Ja, da darf ich mich als einer der 25 Principal Investigatorsan der Grundlagenforschung beteiligen. In sechs Projekten fließen Ideen aus 40 Disziplinen ein, darunter Medizin, Kulturwissenschaften, Mathematik, Physik, Ethnologie, Literaturwissenschaften, Philosophie, Gestaltung und Informatik. Im Gegensatz zu unserer anwendungsbezogenen Forschungsgruppe „INKA“ an der HTW ist das Exzellenzcluster sehr theoretisch ausgerichtet. Wir beschäftigen uns mit einer neuen Kultur der Materialien, mit dem Analogen in der Aktivität von Bildern, Räumen und Materialien im Zeitalter des Digitalen. Aber letztendlich liegt der Fokus meiner Projekte auch hier auf einer potenziellen Zusammenarbeit mit Kultureinrichtungen, Opern, Theatern, Konzerthäusern, Museen und freier Kunst.
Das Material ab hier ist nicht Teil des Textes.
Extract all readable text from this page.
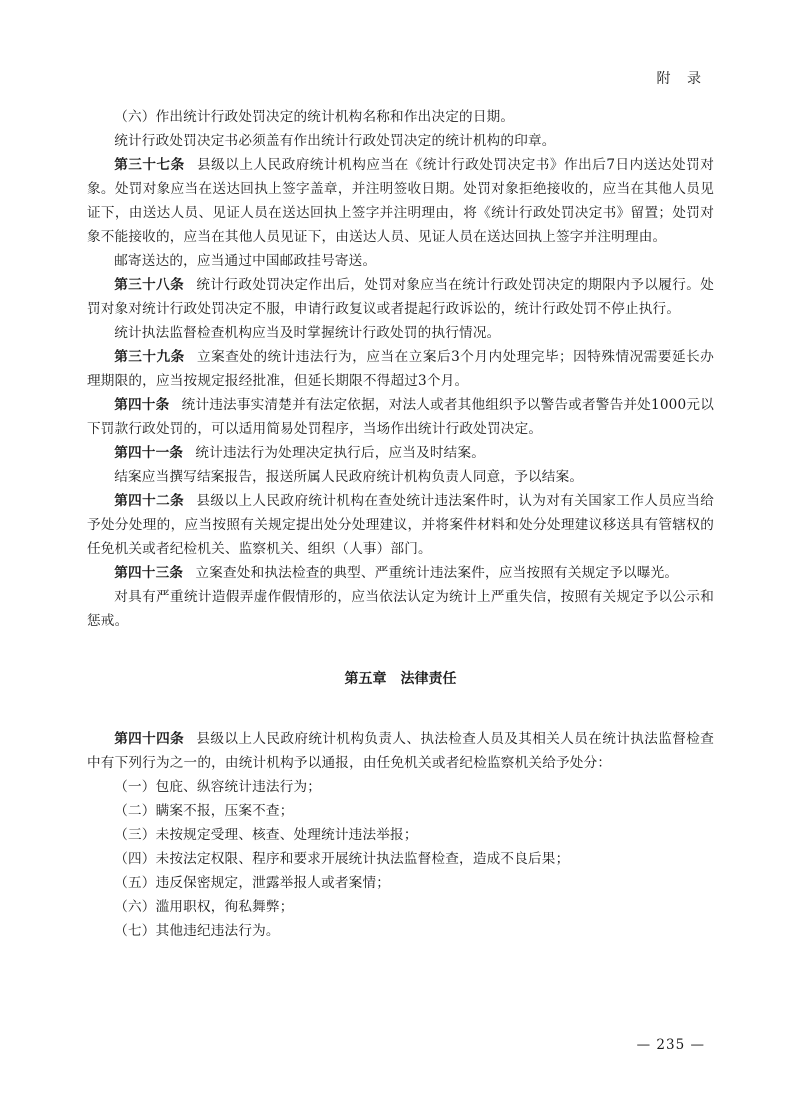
附 录

（六）作出统计行政处罚决定的统计机构名称和作出决定的日期。

统计行政处罚决定书必须盖有作出统计行政处罚决定的统计机构的印章。

第三十七条 县级以上人民政府统计机构应当在《统计行政处罚决定书》作出后7日内送达处罚对象。处罚对象应当在送达回执上签字盖章，并注明签收日期。处罚对象拒绝接收的，应当在其他人员见证下，由送达人员、见证人员在送达回执上签字并注明理由，将《统计行政处罚决定书》留置；处罚对象不能接收的，应当在其他人员见证下，由送达人员、见证人员在送达回执上签字并注明理由。

邮寄送达的，应当通过中国邮政挂号寄送。

第三十八条 统计行政处罚决定作出后，处罚对象应当在统计行政处罚决定的期限内予以履行。处罚对象对统计行政处罚决定不服，申请行政复议或者提起行政诉讼的，统计行政处罚不停止执行。

统计执法监督检查机构应当及时掌握统计行政处罚的执行情况。

第三十九条 立案查处的统计违法行为，应当在立案后3个月内处理完毕；因特殊情况需要延长办理期限的，应当按规定报经批准，但延长期限不得超过3个月。

第四十条 统计违法事实清楚并有法定依据，对法人或者其他组织予以警告或者警告并处1000元以下罚款行政处罚的，可以适用简易处罚程序，当场作出统计行政处罚决定。

第四十一条 统计违法行为处理决定执行后，应当及时结案。

结案应当撰写结案报告，报送所属人民政府统计机构负责人同意，予以结案。

第四十二条 县级以上人民政府统计机构在查处统计违法案件时，认为对有关国家工作人员应当给予处分处理的，应当按照有关规定提出处分处理建议，并将案件材料和处分处理建议移送具有管辖权的任免机关或者纪检机关、监察机关、组织（人事）部门。

第四十三条 立案查处和执法检查的典型、严重统计违法案件，应当按照有关规定予以曝光。

对具有严重统计造假弄虚作假情形的，应当依法认定为统计上严重失信，按照有关规定予以公示和惩戒。

第五章　法律责任

第四十四条 县级以上人民政府统计机构负责人、执法检查人员及其相关人员在统计执法监督检查中有下列行为之一的，由统计机构予以通报，由任免机关或者纪检监察机关给予处分：

（一）包庇、纵容统计违法行为；

（二）瞒案不报，压案不查；

（三）未按规定受理、核查、处理统计违法举报；

（四）未按法定权限、程序和要求开展统计执法监督检查，造成不良后果；

（五）违反保密规定，泄露举报人或者案情；

（六）滥用职权，徇私舞弊；

（七）其他违纪违法行为。

— 235 —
Während es dort um Grundlagenforschung geht, arbeiten Sie an der HTW anwendungsbezogen. Wie sieht es denn in der Praxis, beispielsweise im Museum, aus?

Bis vor Kurzem hatte man im Museum nur die Realität, das heißt die Exponate mit kurzen Beschreibungen. Wenn man Glück hatte und sehr belesen war, konnte man dazu sein eigenes Kopfkino anschalten. Zukünftig kann dagegen jeder, der möchte, per Smartphone, Tablet oder Smart Glasses über Augmented Reality den realen Objekten digitale Informationen hinzufügen und damit das eigene Kopfkino erweitern.

Und damit haben die Besucher*innen sofort eine Kombination aus Realität und Virtualität sowie Interaktion und Kommunikation. Sie bekommen dann zum Beispiel über die Apps auch Austausch und Kommunikation mit weiteren Gleichgesinnten, Familienangehörigen, Freund*innen und Expert*innen.

Zum Schluss zurück zur Konferenz. Vom 3. bis 30. September 2021 wird sie von der Ausstellung „Extended Reality – Code und Materialität in Kunst und Kultur" umrahmt. Was erwartet die Besucher*innen?

Erst einmal erwarten sie leider ein paar Corona-Einschränkungen. Es dürfen nur sechs Leute gleichzeitig die Ausstellung besuchen, und dies auch nur mit Führung und vorheriger Anmeldung. Doch dann gibt es viel zu staunen, zu erkunden und auszuprobieren.

Wir haben Exponate aus Design, Kunst, Literatur, Musik, Performance und Wissenschaft zusammengestellt, bei denen sich Künstler*innen wie Pancho Provence, Bianca Kennedy und viele mehr aus verschiedenen Kunst- und Kultur-Ecken heraus mit Materialität und Virtualität auseinandergesetzt haben. Wir hoffen, dass die Kombination von Realität und Virtualität neue Horizonte auch bei den Besucher*innen eröffnen wird, zum Überlegen und Nachdenken anregt – und vielleicht auch ein wenig zur Nachahmung im positiven Sinne.

Haben Sie vielen Dank für das angenehme Gespräch.